Switching to .pam_environment for environment variables

My system environment has been quite a mess this past month.

I used to put my environment variables in ~/.profile. However, the variables suddenly stopped being applied one day. I tried to switch my display manager from sddm, to gdm, then to lightdm, to no avail. I know ~/.profile, being essentially a bash script, is somewhat insecure; ~/.pam_environment is also probably the right way going forward, so I started moving variables into it.

Update 2022-10-31: “Right way going forward”, lol. It got deprecated for “problematic security”; Arch Linux disabled it on 2022-10-20.

user_readenv=0|1 Turns on or off the reading of the user specific environment file. 0 is off, 1 is on.

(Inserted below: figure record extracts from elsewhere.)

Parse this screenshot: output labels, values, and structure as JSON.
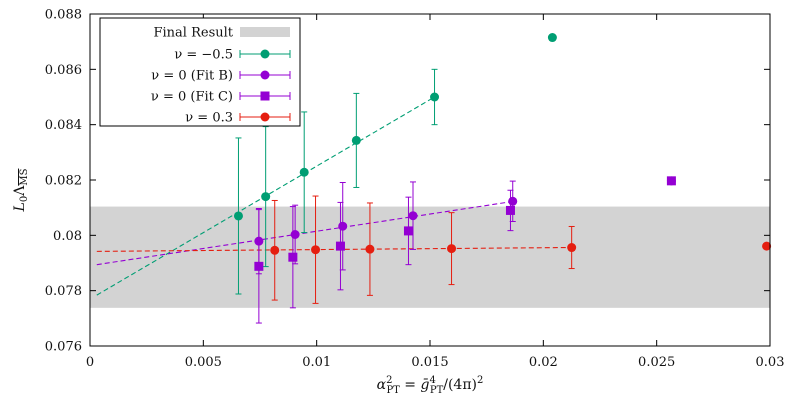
{
  "chart_data": {
    "type": "scatter",
    "xlabel": "α²_PT = ḡ⁴_PT/(4π)²",
    "ylabel": "L₀Λ_MS",
    "xlim": [
      0,
      0.03
    ],
    "ylim": [
      0.076,
      0.088
    ],
    "xticks": [
      "0",
      "0.005",
      "0.01",
      "0.015",
      "0.02",
      "0.025",
      "0.03"
    ],
    "yticks": [
      "0.076",
      "0.078",
      "0.08",
      "0.082",
      "0.084",
      "0.086",
      "0.088"
    ],
    "grid": false,
    "legend_position": "top-left",
    "band": {
      "name": "Final Result",
      "ymin": 0.07738,
      "ymax": 0.08104,
      "color": "#d3d3d3"
    },
    "series": [
      {
        "name": "ν = −0.5",
        "color": "#009e73",
        "marker": "circle",
        "points": [
          {
            "x": 0.00655,
            "y": 0.0807,
            "err": 0.00282
          },
          {
            "x": 0.00775,
            "y": 0.0814,
            "err": 0.00253
          },
          {
            "x": 0.00945,
            "y": 0.08228,
            "err": 0.00218
          },
          {
            "x": 0.01175,
            "y": 0.08343,
            "err": 0.0017
          },
          {
            "x": 0.0152,
            "y": 0.085,
            "err": 0.001
          },
          {
            "x": 0.0204,
            "y": 0.08715,
            "err": 0
          }
        ],
        "fit": {
          "x": [
            0.0003,
            0.0152
          ],
          "y": [
            0.07784,
            0.085
          ]
        }
      },
      {
        "name": "ν = 0 (Fit B)",
        "color": "#9400d3",
        "marker": "circle",
        "points": [
          {
            "x": 0.00745,
            "y": 0.07979,
            "err": 0.00118
          },
          {
            "x": 0.00905,
            "y": 0.08003,
            "err": 0.00106
          },
          {
            "x": 0.01115,
            "y": 0.08033,
            "err": 0.00158
          },
          {
            "x": 0.01425,
            "y": 0.08071,
            "err": 0.00122
          },
          {
            "x": 0.01865,
            "y": 0.08123,
            "err": 0.00073
          },
          {
            "x": 0.02565,
            "y": 0.08197,
            "err": 0
          }
        ],
        "fit": {
          "x": [
            0.0003,
            0.0187
          ],
          "y": [
            0.07894,
            0.08123
          ]
        }
      },
      {
        "name": "ν = 0 (Fit C)",
        "color": "#9400d3",
        "marker": "square",
        "points": [
          {
            "x": 0.00745,
            "y": 0.07888,
            "err": 0.00205
          },
          {
            "x": 0.00895,
            "y": 0.07921,
            "err": 0.00183
          },
          {
            "x": 0.01105,
            "y": 0.07961,
            "err": 0.00158
          },
          {
            "x": 0.01405,
            "y": 0.08016,
            "err": 0.00122
          },
          {
            "x": 0.01855,
            "y": 0.0809,
            "err": 0.00073
          },
          {
            "x": 0.02565,
            "y": 0.08197,
            "err": 0
          }
        ]
      },
      {
        "name": "ν = 0.3",
        "color": "#e51e10",
        "marker": "circle",
        "points": [
          {
            "x": 0.00815,
            "y": 0.07946,
            "err": 0.0018
          },
          {
            "x": 0.00995,
            "y": 0.07948,
            "err": 0.00194
          },
          {
            "x": 0.01235,
            "y": 0.0795,
            "err": 0.00167
          },
          {
            "x": 0.01595,
            "y": 0.07952,
            "err": 0.0013
          },
          {
            "x": 0.02125,
            "y": 0.07956,
            "err": 0.00076
          },
          {
            "x": 0.02985,
            "y": 0.07961,
            "err": 0
          }
        ],
        "fit": {
          "x": [
            0.0003,
            0.0212
          ],
          "y": [
            0.07942,
            0.07956
          ]
        }
      }
    ]
  },
  "legend": {
    "band_label": "Final Result",
    "entries": [
      "ν = −0.5",
      "ν = 0 (Fit B)",
      "ν = 0 (Fit C)",
      "ν = 0.3"
    ]
  },
  "labels": {
    "ylabel_main": "L",
    "ylabel_sub": "0",
    "ylabel_lambda": "Λ",
    "ylabel_ms": "MS",
    "xlabel_alpha": "α",
    "xlabel_sup": "2",
    "xlabel_sub": "PT",
    "xlabel_eq": " = ",
    "xlabel_g": "ḡ",
    "xlabel_gsup": "4",
    "xlabel_gsub": "PT",
    "xlabel_den": "/(4π)",
    "xlabel_densup": "2"
  }
}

By default this option is off as user supplied environment variables in the PAM environment could affect behavior of subsequent modules in the stack without the consent of the system administrator.

Due to problematic security this functionality is deprecated since the 1.5.0 version and will be removed completely at some point in the future.

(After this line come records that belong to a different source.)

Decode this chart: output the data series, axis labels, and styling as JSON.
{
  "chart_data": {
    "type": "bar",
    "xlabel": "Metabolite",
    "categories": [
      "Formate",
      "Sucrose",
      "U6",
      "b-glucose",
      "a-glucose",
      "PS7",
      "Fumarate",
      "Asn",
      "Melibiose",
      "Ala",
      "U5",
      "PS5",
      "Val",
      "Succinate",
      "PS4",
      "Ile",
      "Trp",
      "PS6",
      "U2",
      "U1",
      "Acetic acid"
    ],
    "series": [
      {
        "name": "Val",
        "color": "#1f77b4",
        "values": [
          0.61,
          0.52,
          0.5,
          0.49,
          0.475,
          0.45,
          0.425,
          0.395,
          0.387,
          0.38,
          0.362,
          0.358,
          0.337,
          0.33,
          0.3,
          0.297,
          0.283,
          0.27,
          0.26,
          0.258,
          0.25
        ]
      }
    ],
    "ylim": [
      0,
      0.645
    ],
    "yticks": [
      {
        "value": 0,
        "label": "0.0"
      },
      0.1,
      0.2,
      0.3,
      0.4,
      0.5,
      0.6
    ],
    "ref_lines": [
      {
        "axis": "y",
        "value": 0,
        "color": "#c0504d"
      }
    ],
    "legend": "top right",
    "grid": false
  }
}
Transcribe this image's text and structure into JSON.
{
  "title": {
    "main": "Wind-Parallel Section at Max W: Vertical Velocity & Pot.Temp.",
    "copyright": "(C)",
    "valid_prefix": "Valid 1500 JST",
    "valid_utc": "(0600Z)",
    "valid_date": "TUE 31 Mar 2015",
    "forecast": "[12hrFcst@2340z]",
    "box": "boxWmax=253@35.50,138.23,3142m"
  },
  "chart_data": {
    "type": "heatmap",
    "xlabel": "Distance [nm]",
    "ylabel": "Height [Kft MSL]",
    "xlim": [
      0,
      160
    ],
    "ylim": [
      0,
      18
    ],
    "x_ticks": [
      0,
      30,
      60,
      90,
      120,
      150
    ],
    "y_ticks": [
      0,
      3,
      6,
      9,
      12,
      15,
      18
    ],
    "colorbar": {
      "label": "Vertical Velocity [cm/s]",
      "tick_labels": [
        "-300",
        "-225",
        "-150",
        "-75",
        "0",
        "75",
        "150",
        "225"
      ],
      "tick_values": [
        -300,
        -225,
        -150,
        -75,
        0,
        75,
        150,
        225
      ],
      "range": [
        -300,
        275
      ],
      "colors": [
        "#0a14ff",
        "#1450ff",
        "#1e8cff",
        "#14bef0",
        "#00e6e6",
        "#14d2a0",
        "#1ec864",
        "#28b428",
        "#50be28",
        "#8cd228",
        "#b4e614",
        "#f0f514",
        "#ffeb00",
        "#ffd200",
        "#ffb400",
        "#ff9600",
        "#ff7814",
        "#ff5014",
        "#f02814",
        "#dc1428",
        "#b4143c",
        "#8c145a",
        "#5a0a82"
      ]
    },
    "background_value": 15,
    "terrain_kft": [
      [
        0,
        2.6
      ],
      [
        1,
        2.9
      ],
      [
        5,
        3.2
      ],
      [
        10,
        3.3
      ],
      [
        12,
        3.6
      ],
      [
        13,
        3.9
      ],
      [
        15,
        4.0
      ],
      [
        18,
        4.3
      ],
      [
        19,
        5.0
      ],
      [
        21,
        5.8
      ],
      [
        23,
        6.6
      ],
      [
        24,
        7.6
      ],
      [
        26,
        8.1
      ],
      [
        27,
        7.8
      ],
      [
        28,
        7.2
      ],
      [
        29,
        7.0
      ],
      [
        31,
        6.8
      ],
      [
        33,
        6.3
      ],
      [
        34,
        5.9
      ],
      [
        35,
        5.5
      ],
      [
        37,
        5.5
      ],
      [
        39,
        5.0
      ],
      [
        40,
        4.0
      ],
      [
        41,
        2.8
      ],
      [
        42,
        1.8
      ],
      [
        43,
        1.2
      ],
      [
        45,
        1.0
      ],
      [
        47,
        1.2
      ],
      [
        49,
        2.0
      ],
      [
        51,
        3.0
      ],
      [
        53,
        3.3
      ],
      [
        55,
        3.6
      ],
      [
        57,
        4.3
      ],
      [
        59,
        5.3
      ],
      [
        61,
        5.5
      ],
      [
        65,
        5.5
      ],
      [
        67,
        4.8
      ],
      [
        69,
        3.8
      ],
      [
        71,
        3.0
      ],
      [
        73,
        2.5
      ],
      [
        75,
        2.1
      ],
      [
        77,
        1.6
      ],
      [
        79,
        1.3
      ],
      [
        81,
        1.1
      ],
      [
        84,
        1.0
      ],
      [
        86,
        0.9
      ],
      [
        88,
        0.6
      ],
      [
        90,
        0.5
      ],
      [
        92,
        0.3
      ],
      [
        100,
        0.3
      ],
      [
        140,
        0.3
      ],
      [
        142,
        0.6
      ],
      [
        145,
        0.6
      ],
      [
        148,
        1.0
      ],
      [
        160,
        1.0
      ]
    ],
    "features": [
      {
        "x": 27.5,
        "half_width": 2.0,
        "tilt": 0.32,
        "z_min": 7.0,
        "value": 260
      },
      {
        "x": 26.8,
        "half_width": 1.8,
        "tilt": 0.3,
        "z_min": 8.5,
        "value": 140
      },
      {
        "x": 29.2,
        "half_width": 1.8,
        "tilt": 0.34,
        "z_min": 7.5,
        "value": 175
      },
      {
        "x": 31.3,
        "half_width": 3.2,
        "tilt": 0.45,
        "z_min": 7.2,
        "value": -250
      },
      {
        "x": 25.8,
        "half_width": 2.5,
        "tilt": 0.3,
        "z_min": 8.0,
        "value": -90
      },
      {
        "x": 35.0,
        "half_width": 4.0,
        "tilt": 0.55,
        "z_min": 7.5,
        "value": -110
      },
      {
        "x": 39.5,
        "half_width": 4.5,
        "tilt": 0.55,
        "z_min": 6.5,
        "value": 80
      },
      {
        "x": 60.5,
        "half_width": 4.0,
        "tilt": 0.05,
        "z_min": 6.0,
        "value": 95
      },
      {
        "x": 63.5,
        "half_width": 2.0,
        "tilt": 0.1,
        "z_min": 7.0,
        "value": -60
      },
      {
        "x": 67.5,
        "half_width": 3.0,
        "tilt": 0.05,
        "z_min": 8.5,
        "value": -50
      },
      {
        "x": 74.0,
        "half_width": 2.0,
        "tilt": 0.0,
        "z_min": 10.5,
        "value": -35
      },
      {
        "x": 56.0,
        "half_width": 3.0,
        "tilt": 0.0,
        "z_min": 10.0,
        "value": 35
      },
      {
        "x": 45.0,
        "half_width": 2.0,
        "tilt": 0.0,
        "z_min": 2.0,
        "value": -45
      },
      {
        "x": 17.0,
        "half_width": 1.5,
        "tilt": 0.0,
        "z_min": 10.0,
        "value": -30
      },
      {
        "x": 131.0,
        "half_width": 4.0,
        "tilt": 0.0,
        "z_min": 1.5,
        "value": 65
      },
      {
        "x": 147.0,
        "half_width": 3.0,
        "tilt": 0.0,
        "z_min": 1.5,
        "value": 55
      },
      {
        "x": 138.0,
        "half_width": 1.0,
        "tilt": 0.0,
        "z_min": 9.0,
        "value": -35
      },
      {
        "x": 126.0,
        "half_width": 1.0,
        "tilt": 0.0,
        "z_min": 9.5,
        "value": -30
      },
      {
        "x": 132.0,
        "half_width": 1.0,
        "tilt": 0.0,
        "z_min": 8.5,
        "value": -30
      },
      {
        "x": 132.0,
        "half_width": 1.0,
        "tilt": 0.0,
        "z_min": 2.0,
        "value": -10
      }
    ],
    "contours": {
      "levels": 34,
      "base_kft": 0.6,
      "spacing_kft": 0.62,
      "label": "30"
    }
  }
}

https://man.archlinux.org/man/pam_env.8

Preprocessing .pam_environment

I had a piece of code in my ~/.profile that checks Racket and Ruby's versions and sets the PATH to point to raco and gem's bin directory. ~/.pam_environment alone can't do that, so I wrote a Pollen version of the file and rendered / compiled it into the final ~/.pam_environment.

(define (defpam_env name . contents)
   (define content (string-join contents ""))
   ◊string-append{◊|name| DEFAULT=◊|content|})

(define (pathlist-string . args)
   (string-join (string-split (string-join args "") "\n") ":"))

(define racket-version (version))
(define ruby-version
   ; this, or sed | cut? I don't know which I prefer really.
   ((compose1 first
              (λ ($1) (string-split $1 "p"))
              second
              (λ ($1) (string-split $1 " ")))
    (with-output-to-string (λ () (system "ruby --version")))))

; == directory shortcuts ==
◊defpam_env["XDG_DESKTOP_DIR"]{◊|HOME|/デスクトップ}
◊defpam_env["XDG_DOWNLOAD_DIR"]{◊|HOME|/ダウンロード}
; ...

◊defpam_env["PATH"]{◊pathlist-string{
◊|HOME|/git/scripts
◊|HOME|/git/Sudocabulary
◊|HOME|/bin
◊|HOME|/.racket/◊|racket-version|/bin
◊|HOME|/.local/share/npm-global/bin
◊|HOME|/.gem/ruby/◊|ruby-version|/bin
$◊"{"PATH◊"}"
/usr/bin ; safety fallback
}}

; ...

◊defpam_env["VISUAL"]{nvim}
◊defpam_env["EDITOR"]{nvim}

I then ask KDE to render the file everytime I log out.

It's really ugly, but it only has one job, which it does fine.

DEFAULT? OVERRIDE? pam_env, what?

All seemed well, until a few days later my PATH config isn't taking effect anymore. For some reason, every other variable is properly set, just not PATH. Trying to see just exactly which file those variables came from, I noticed a variable that is only present in my ~/.pam_environment, telling me that it is indeed being read. I looked up info on PATH not being set with .pam_environment, and found this StackExchange post hinting at something to do with the var DEFAULT=value syntax.

Reading into pam_env's documentation on the config format, it seems that DEFAULT is intended to be used for, well, defaults that could be overridden. Changing it into OVERRIDE seems to tell pam_env to just use the value and don't fiddle around.

(define (defpam_env name . contents)
   (define content (string-join contents ""))
   ; DEFAULT -> OVERRIDE.
   ◊string-append{◊|name| OVERRIDE=◊|content|}

The full configuration file can be found in my dotfiles repo.